Fig 1. Characterization of adipocyte-specific Arrdc3-null mice.

(A) To confirm adipocyte-specific deletion, Arrdc3 expression was measured in various tissues of Cre–(control) and Cre+ (Arrdc3-null) mice by quantitative PCR. Brown (BAT), parametrial (VAT) and subcutaneous adipose tissue (SAT) had significantly decreased Arrdc3 expression while there was no significant difference in liver or kidney (n = 3–4). (B) Adipocyte-specific Arrdc3-null mice and littermate controls were weighed for 16 weeks and no differences in body weight were found (n = 4–10). (C) Specific adipose depots of female mice were weighed and normalized to total body weight. Subcutaneous (SAT) and parametrial (VAT) adipose tissue from adipocyte-specific Arrdc3-null mice weighed significantly less than controls (n = 5). (D) Representative macroscopic (formaldehyde fixed tissue) and microscopic appearance of subcutaneous (SAT), parametrial (VAT) and brown (BAT) adipose tissue from adipocyte-specific Arrdc3-null and control mice. Paraffin tissue sections were stained with hematoxylin and eosin and images were taken at 40x.

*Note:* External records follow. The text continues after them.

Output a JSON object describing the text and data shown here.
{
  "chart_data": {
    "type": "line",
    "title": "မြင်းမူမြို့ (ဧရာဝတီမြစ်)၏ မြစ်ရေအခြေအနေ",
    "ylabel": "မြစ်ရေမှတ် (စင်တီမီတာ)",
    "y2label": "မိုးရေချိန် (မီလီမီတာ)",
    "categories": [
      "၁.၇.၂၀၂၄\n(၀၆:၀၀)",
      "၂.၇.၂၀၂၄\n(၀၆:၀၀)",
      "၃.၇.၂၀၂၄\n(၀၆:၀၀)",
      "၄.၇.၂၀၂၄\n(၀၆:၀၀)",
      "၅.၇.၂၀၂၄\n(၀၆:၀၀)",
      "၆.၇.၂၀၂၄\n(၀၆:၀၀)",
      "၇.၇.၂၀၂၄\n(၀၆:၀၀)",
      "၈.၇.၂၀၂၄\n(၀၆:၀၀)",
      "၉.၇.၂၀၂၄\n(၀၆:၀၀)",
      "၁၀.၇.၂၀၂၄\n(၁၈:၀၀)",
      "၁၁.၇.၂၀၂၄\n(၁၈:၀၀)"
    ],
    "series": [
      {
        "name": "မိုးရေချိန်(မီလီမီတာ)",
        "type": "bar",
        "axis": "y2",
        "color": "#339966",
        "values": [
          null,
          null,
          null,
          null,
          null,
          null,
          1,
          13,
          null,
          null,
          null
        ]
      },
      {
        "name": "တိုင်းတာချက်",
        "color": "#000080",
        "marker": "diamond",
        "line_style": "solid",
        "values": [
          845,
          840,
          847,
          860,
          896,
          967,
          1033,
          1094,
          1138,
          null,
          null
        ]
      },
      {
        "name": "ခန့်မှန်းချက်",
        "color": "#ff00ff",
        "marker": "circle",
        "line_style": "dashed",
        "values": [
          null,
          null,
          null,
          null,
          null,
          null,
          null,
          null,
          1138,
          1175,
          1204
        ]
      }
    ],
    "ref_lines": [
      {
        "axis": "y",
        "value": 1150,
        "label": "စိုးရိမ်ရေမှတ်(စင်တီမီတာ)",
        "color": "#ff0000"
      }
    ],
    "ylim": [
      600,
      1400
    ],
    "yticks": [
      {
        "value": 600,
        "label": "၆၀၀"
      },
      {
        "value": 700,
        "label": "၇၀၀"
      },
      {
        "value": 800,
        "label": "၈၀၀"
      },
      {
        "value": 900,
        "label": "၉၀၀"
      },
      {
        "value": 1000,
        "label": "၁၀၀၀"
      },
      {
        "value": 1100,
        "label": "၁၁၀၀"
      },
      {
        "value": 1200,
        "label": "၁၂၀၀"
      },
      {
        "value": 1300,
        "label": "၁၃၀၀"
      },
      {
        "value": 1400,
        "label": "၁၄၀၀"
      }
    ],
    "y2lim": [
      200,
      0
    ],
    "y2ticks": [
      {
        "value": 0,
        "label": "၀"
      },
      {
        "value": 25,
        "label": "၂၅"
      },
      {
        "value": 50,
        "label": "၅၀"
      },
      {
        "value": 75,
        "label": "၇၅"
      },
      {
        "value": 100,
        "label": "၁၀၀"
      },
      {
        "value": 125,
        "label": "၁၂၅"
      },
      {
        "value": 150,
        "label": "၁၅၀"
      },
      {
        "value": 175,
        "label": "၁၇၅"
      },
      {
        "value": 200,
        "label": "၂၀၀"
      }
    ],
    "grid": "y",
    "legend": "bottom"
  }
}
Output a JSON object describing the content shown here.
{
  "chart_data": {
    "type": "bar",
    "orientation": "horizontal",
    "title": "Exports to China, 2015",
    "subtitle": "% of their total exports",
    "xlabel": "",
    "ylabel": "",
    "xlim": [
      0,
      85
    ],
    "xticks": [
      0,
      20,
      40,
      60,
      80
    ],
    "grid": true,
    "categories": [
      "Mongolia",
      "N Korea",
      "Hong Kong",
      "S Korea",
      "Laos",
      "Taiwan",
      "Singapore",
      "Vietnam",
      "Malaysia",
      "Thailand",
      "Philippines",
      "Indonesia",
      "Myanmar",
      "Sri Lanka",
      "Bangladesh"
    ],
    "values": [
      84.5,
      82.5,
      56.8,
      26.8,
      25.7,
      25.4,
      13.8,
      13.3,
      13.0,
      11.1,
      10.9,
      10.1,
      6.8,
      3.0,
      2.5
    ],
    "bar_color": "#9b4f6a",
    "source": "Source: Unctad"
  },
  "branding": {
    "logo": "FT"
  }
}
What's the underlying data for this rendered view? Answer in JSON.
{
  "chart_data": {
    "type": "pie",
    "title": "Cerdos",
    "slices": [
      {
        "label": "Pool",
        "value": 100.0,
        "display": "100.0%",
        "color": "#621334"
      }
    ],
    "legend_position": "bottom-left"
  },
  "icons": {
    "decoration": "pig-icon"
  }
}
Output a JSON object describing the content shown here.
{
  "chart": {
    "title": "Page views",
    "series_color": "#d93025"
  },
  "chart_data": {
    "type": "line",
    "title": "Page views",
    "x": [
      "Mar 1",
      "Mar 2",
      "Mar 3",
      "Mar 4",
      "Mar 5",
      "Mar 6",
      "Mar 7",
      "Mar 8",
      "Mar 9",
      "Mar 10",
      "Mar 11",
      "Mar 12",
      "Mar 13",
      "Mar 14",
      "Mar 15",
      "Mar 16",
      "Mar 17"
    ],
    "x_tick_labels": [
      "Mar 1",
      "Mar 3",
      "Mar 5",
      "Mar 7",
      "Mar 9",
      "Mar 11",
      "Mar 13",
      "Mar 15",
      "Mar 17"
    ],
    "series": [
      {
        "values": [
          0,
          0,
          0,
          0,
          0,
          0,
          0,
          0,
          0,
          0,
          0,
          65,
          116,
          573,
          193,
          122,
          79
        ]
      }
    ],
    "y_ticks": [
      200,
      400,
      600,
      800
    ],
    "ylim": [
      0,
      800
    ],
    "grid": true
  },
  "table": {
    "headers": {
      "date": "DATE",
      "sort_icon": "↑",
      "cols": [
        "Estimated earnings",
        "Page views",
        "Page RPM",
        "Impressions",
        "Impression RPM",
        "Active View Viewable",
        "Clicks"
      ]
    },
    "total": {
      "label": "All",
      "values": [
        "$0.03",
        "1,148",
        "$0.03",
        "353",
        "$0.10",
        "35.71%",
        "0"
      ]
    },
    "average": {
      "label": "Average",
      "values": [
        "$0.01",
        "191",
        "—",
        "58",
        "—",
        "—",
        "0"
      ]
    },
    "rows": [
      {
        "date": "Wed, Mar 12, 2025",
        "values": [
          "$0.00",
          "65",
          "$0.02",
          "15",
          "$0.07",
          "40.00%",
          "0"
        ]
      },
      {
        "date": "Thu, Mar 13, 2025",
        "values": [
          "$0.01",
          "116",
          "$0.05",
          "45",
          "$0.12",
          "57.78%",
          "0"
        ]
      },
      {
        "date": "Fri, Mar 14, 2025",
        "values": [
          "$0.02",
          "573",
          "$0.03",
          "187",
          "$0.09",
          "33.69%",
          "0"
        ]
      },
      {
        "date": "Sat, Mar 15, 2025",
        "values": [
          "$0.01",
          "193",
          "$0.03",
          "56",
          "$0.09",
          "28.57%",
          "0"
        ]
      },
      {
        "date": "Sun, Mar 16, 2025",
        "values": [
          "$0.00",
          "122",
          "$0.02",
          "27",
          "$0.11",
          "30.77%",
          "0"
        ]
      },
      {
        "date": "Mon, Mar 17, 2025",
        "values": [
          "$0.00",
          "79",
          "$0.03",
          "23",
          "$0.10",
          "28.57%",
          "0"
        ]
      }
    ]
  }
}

Fig 2. Increased expression of Ucp1 in white adipose tissue of adipocyte-specific Arrdc3-null mice.

(A) Quantitative PCR analysis of gene expression in subcutaneous adipose tissue (n = 5–9). (B) Western analysis of Ucp1 protein expression in subcutaneous (SAT) and parametrial (VAT) adipose tissue. (C) 48 hours of CLAMS analysis of adipocyte-specific Arrdc3-null and control mice at 28°C ambient temperature (n = 5). *p≤ 0.05.

Fig 3. Effect of adipocyte-specific deletion of Arrdc3 on body temperature and glucose homeostasis.

(A) Control and adipocyte-specific Arrdc3-null mice were exposed to 4°C for four hours and core body temperature was measured at indicated time points (n = 4). (B) Blood insulin levels of control and adipocyte-specific Arrdc3-null mice after an overnight fast and after 2 minutes of i.p. glucose administration (n = 3). (C) Glucose tolerance testing of control and adipocyte-specific Arrdc3-null mice (n = 3). (D) Insulin tolerance testing of control and adipocyte-specific Arrdc3-null mice (n = 3). *p<0.05.

Fig 4. β-adrenergic signaling in Arrdc3-null adipocytes in vitro.

(A) Quantification of total Oil Red O staining of control and adipocyte-specific Arrdc3-null stromal vascular fractions after adipogenic treatment (n = 4 mice/group). Representative Oil Red O staining of stromal vascular fraction-derived adipocytes from control and adipocyte-specific Arrdc3-null mice. (B) Quantitative PCR analysis of Ucp1 upregulation upon 4 hours of isoproterenol treatment of control and Arrdc3-null cells (n = 4 mice/group). (C) Western analysis of Ucp1 protein expression upon 24 hours of isoproterenol treatment in control and Arrdc3-null cells. (D) cAMP concentration in control and Arrdc3-null cells upon 5 minutes of isoproterenol treatment (n = 3 mice/group). (E) Glycerol concentrations of control and Arrdc3-null cell media after 3 hours of isoproterenol treatment (n = 4 mice/group). (F) Western analysis of CREB and HSL phosphorylation of control and Arrdc3-null cells upon 5 minutes of isoproterenol treatment (n = 3 mice/group).

Fig 5. Arrdc3 deletion increases PPAR target gene expression in adipocytes.

Quantitative PCR array analysis of gene expression of PPAR target genes, PPAR cofactors and PPARs and associated transcription factors in control versus Arrdc3 SVF-derived adipocytes in vitro (n = 3 mice per group). Only significantly different genes are displayed. *p≤ 0.05.